5 scenarios were designed in order to test the CREA method and some qualities :
-
Scenario 1 (reference case): the main scenario based on 9 PHP courses in french (6 in slides format, 3 in text format). The objective is to test if the method is able to work in one simple case. The visualisation and the clusters are produced.
-
Scenario 2 (noise resistance): a Java course in french (text format) is added to the reference case. The objective is to evaluate the resistance to the noise by checking how the Java course will be excluded on the visualisation. Only the visualisation is produced.
-
Scenario 3 (reliability): 9 additional courses in french are added to the reference case (5 in slides format, 4 in text format). The objective is to evaluate the reliability by checking if the results are still relevant when doubling the inputs. The visualisation and the clusters are produced.
-
Scenario 4 (correction): only text format courses are used, including the Java one (7 + 1 courses).

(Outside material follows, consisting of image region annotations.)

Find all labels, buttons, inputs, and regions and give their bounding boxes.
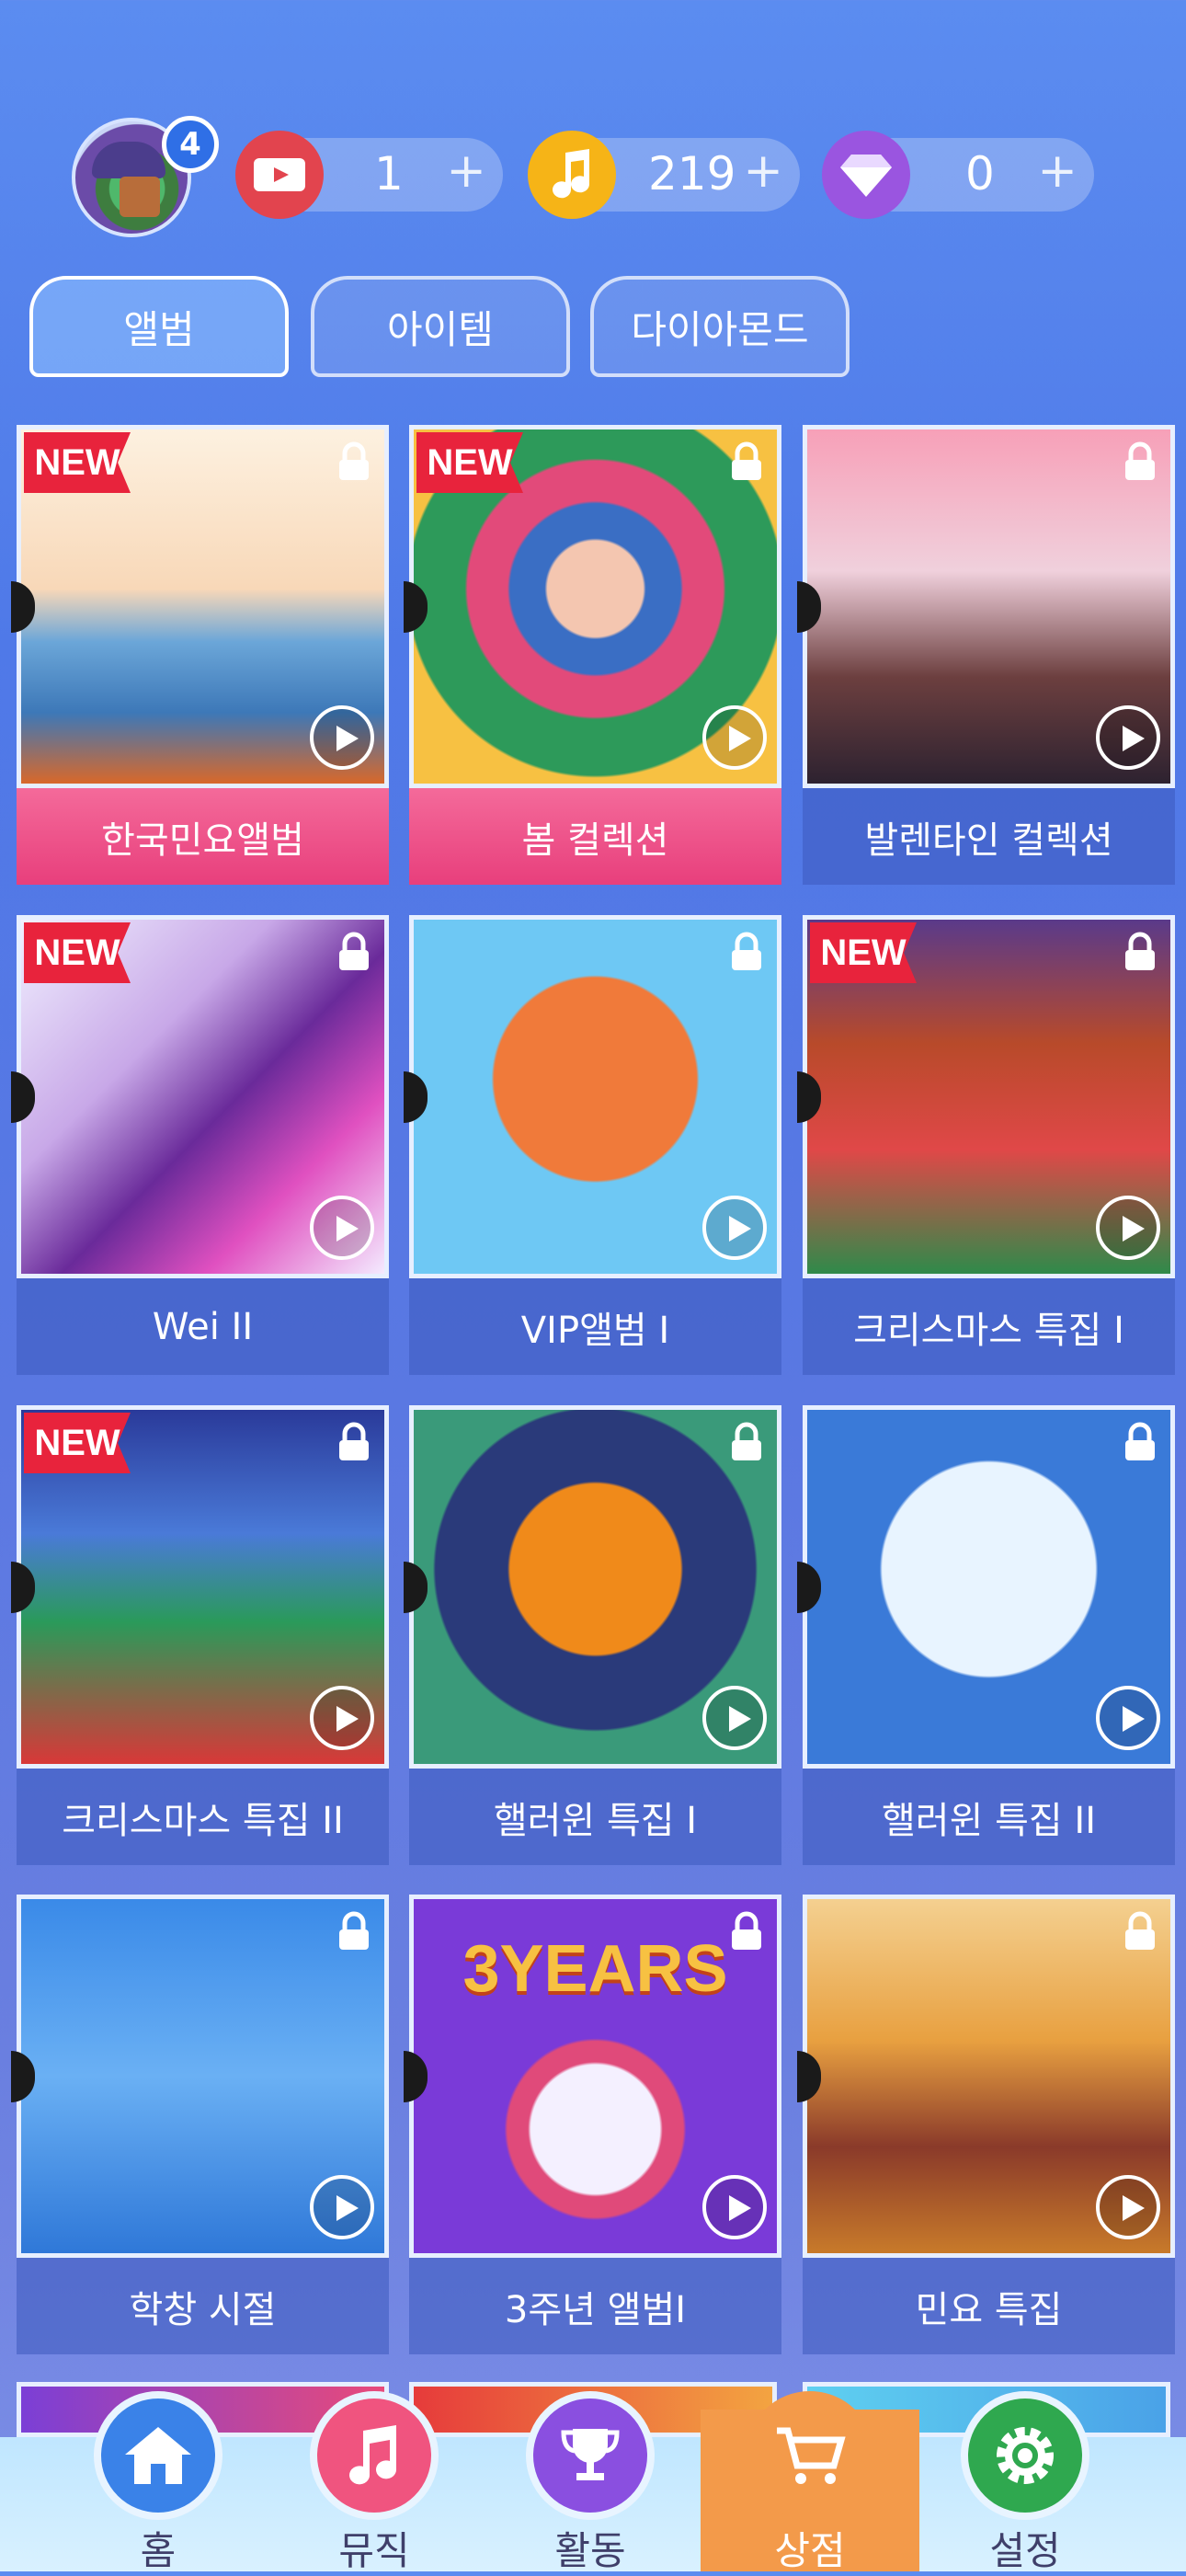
diamond-counter[interactable]: 0 + (822, 131, 1094, 219)
album-title: 핼러윈 특집 II (803, 1769, 1175, 1865)
ticket-value: 1 (374, 147, 404, 200)
nav-home[interactable]: 홈 (89, 2391, 227, 2573)
lock-icon (726, 1422, 767, 1462)
play-preview-button[interactable] (310, 705, 374, 770)
notes-value: 219 (648, 147, 736, 200)
lock-icon (1120, 932, 1160, 972)
profile-avatar-button[interactable]: 4 (72, 116, 219, 237)
album-title: 학창 시절 (17, 2258, 389, 2354)
album-card[interactable]: NEW 크리스마스 특집 II (11, 1405, 389, 1865)
nav-activity[interactable]: 활동 (521, 2391, 659, 2573)
album-title: 발렌타인 컬렉션 (803, 788, 1175, 885)
tab-item[interactable]: 아이템 (311, 276, 570, 377)
add-diamond-button[interactable]: + (1037, 143, 1078, 199)
new-badge: NEW (24, 432, 131, 493)
new-badge: NEW (810, 922, 917, 983)
new-badge: NEW (24, 1413, 131, 1473)
notification-badge: 4 (162, 116, 219, 173)
add-notes-button[interactable]: + (743, 143, 783, 199)
album-title: 봄 컬렉션 (409, 788, 781, 885)
album-card[interactable]: NEW 봄 컬렉션 (404, 425, 781, 885)
lock-icon (334, 441, 374, 482)
lock-icon (334, 1911, 374, 1952)
play-preview-button[interactable] (310, 2175, 374, 2239)
status-bar (0, 0, 1186, 101)
tab-album[interactable]: 앨범 (29, 276, 289, 377)
nav-label: 설정 (989, 2528, 1061, 2573)
nav-music[interactable]: 뮤직 (305, 2391, 443, 2573)
album-title: 한국민요앨범 (17, 788, 389, 885)
lock-icon (1120, 1422, 1160, 1462)
lock-icon (334, 932, 374, 972)
nav-label: 뮤직 (338, 2528, 410, 2573)
album-card[interactable]: 핼러윈 특집 I (404, 1405, 781, 1865)
album-title: VIP앨범 I (409, 1278, 781, 1375)
ticket-icon (235, 131, 324, 219)
music-note-icon (528, 131, 616, 219)
cart-icon (746, 2391, 874, 2520)
play-preview-button[interactable] (1096, 705, 1160, 770)
play-preview-button[interactable] (1096, 2175, 1160, 2239)
lock-icon (726, 441, 767, 482)
new-badge: NEW (24, 922, 131, 983)
diamond-icon (822, 131, 910, 219)
lock-icon (1120, 441, 1160, 482)
album-card[interactable]: NEW 크리스마스 특집 I (797, 915, 1175, 1375)
nav-label: 홈 (140, 2528, 177, 2573)
ticket-counter[interactable]: 1 + (235, 131, 503, 219)
album-title: 민요 특집 (803, 2258, 1175, 2354)
album-card[interactable]: 3YEARS 3주년 앨범I (404, 1895, 781, 2354)
play-preview-button[interactable] (310, 1196, 374, 1260)
play-preview-button[interactable] (702, 2175, 767, 2239)
play-preview-button[interactable] (1096, 1196, 1160, 1260)
nav-settings[interactable]: 설정 (956, 2391, 1094, 2573)
trophy-icon (526, 2391, 655, 2520)
lock-icon (726, 932, 767, 972)
play-preview-button[interactable] (702, 705, 767, 770)
album-card[interactable]: 핼러윈 특집 II (797, 1405, 1175, 1865)
album-title: 크리스마스 특집 II (17, 1769, 389, 1865)
music-note-icon (310, 2391, 439, 2520)
album-title: 핼러윈 특집 I (409, 1769, 781, 1865)
play-preview-button[interactable] (702, 1196, 767, 1260)
lock-icon (334, 1422, 374, 1462)
album-title: Wei II (17, 1278, 389, 1375)
lock-icon (1120, 1911, 1160, 1952)
tab-diamond[interactable]: 다이아몬드 (590, 276, 850, 377)
album-card[interactable]: NEW Wei II (11, 915, 389, 1375)
nav-label: 상점 (774, 2528, 846, 2573)
album-card[interactable]: 학창 시절 (11, 1895, 389, 2354)
nav-shop[interactable]: 상점 (741, 2391, 879, 2573)
album-title: 3주년 앨범I (409, 2258, 781, 2354)
album-card[interactable]: 민요 특집 (797, 1895, 1175, 2354)
new-badge: NEW (416, 432, 523, 493)
diamond-value: 0 (965, 147, 995, 200)
home-icon (94, 2391, 222, 2520)
play-preview-button[interactable] (702, 1686, 767, 1750)
nav-label: 활동 (554, 2528, 626, 2573)
album-title: 크리스마스 특집 I (803, 1278, 1175, 1375)
play-preview-button[interactable] (310, 1686, 374, 1750)
play-preview-button[interactable] (1096, 1686, 1160, 1750)
album-card[interactable]: VIP앨범 I (404, 915, 781, 1375)
add-ticket-button[interactable]: + (446, 143, 486, 199)
lock-icon (726, 1911, 767, 1952)
album-card[interactable]: NEW 한국민요앨범 (11, 425, 389, 885)
notes-counter[interactable]: 219 + (528, 131, 800, 219)
gear-icon (961, 2391, 1089, 2520)
album-card[interactable]: 발렌타인 컬렉션 (797, 425, 1175, 885)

The course C6 is corrected by deleting useless parts multiple times (first by deleting the reports of students' projects from the document, then by deleting extra-curriculum chapters). The objective is to test if the method is able to show if a document is more relevant when corrected. Only the visualisation is produced, but 6 times (only the PHP courses, only the PHP courses while deleting students' projects in C6, only the PHP courses while deleting students' projects and extra-curriculum in C6, the same previous cases while introducing the Java course).
-
Scenario 5 (another theme): 13 documents of various natures in english talking about Statecharts are used (5 research articles [A], and 8 presentations, web pages, and courses [C]). The objectives are first to check if the method, based on BabelFy and BabelNet, is able to manage english instead of french, and second to check if a less known topic than PHP (like Statecharts) is still managed by the CREA method. The visualisation and the clusters are produced.